I pounded my fist on the table, anger overtaking me. All of the amusement faded from Sophie’s face. The rest of the Girlicane, sensing a shift in the atmosphere, stopped smiling, too.
“What I do to her is nothing compared to what her kind did to my brother,” she said. “I’ll never forgive them for that.”
“Her kind? What are you even talking about?”
“My older brother, Nate, was killed in Iraq on active duty. A suicide bomber blew him into so many pieces that there wasn’t even a body to ship home. I cried for three days straight. Whenever I see Enisa, it brings the pain of that time back. For all I know, it was one of her cousins who launched the missile that hit his platoon.”
“I’m sorry to hear about what happened to your brother. I really, truly am. But every Muslim isn’t a terrorist. Enisa wouldn’t hurt a fly.”
Sophie rolled her eyes. “I’m sure she wouldn’t. Not personally, anyway. But you weren’t there in Mr. Baxter’s history class last year when I told everyone my brother’s story and then said that Muslims shouldn’t be allowed into the country anymore because of it. Do you know what she said?”
“What’d she say?”
“She said that I was Islamophobic, ignorant, and short-sighted. Right after I got done telling everyone how my brother was blown up by one of her fellow Muslims. Not even an ounce of sympathy for me or my
brother.”
“You gave your opinion. Why couldn’t she give hers?”
“Uh, because she’s a foreigner, and has no right to say anything about American shit.”
“Right. It’s people like her that are ruining our country,” Bailey added. “And when my daddy, the state senator, is president, he’s going to ban all refugees from coming in to blow the place up.”
“Exactly,” said Sophie. “So do you see now, bookworm? There’s more than one side to every story, as you of all people should know. And when I’m done with her, she’ll be right back where the rest of her people belong.”
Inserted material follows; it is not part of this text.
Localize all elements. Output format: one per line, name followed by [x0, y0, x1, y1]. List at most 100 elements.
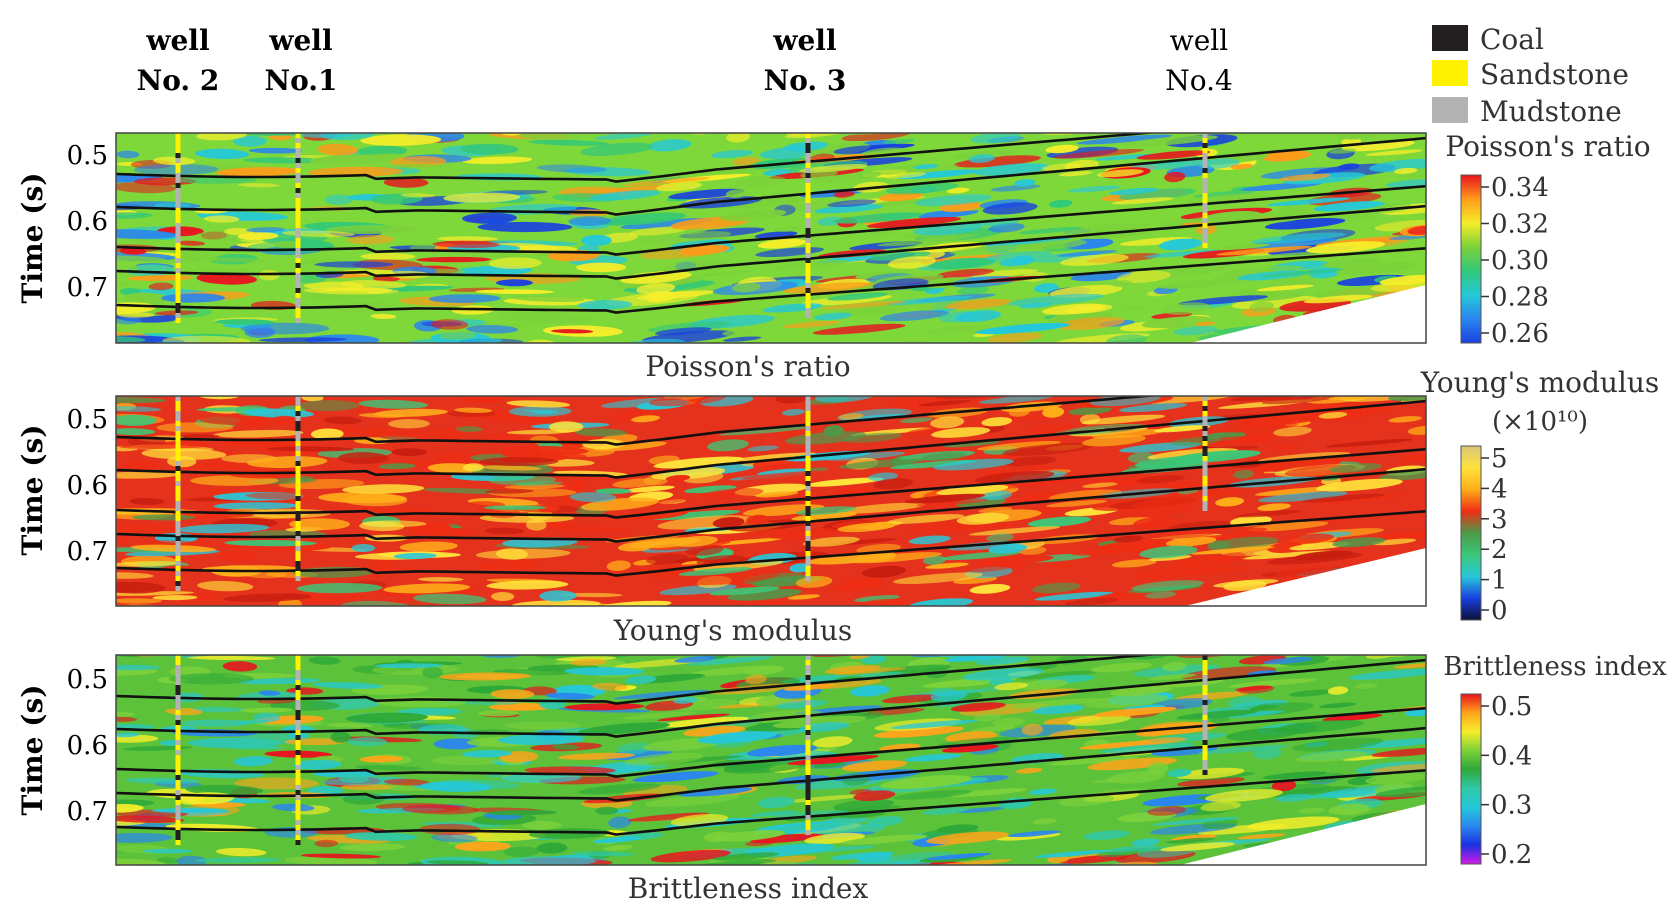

“In China,” said Jade. “Uh… I mean, Afghanistan.”
I couldn’t do it. I couldn’t hear any more. There’d be no convincing them to leave her alone- not when she had a righteous cause to back her bullying up. As far as she was concerned, Enisa was The Other. And there was nothing worse than being an Other when you were the queen of the in-crowd.
I got up and left without even saying goodbye. Frankie’s band wrapped up their next song and I sat back down beside Enisa and Molly.
“What’d you say to them?” Enisa whispered.
“I asked them why they pick on you so much,” I said. “Sophie blamed it on something you said to her in History class last year.”
“Of course, she did.” She sighed and shook her head. “That’s when it all began. And maybe I shouldn’t have called her ignorant or Islamophobic, but you should’ve heard what she said, Henry. I can’t tolerate people spreading hatred.”
“Of course not. And none of us should. That’s the whole purpose of Operation Candy Corn, isn’t it?”
“What if it doesn’t work, Henry? What if it just makes everything worse?”
“We’ll make it work. We can’t lose you. I can’t lose you.”
I grabbed her hand again and gave it a gentle squeeze. It was all I could do to ensure that everything was going to be okay, even if I wondered that question myself.
Frankie’s band wrapped up their final song of the night, to the applause of the audience, and came back down off the stage. We congratulated him on a job well done and then we slipped out of the bar quietly, careful to make sure nobody was following us.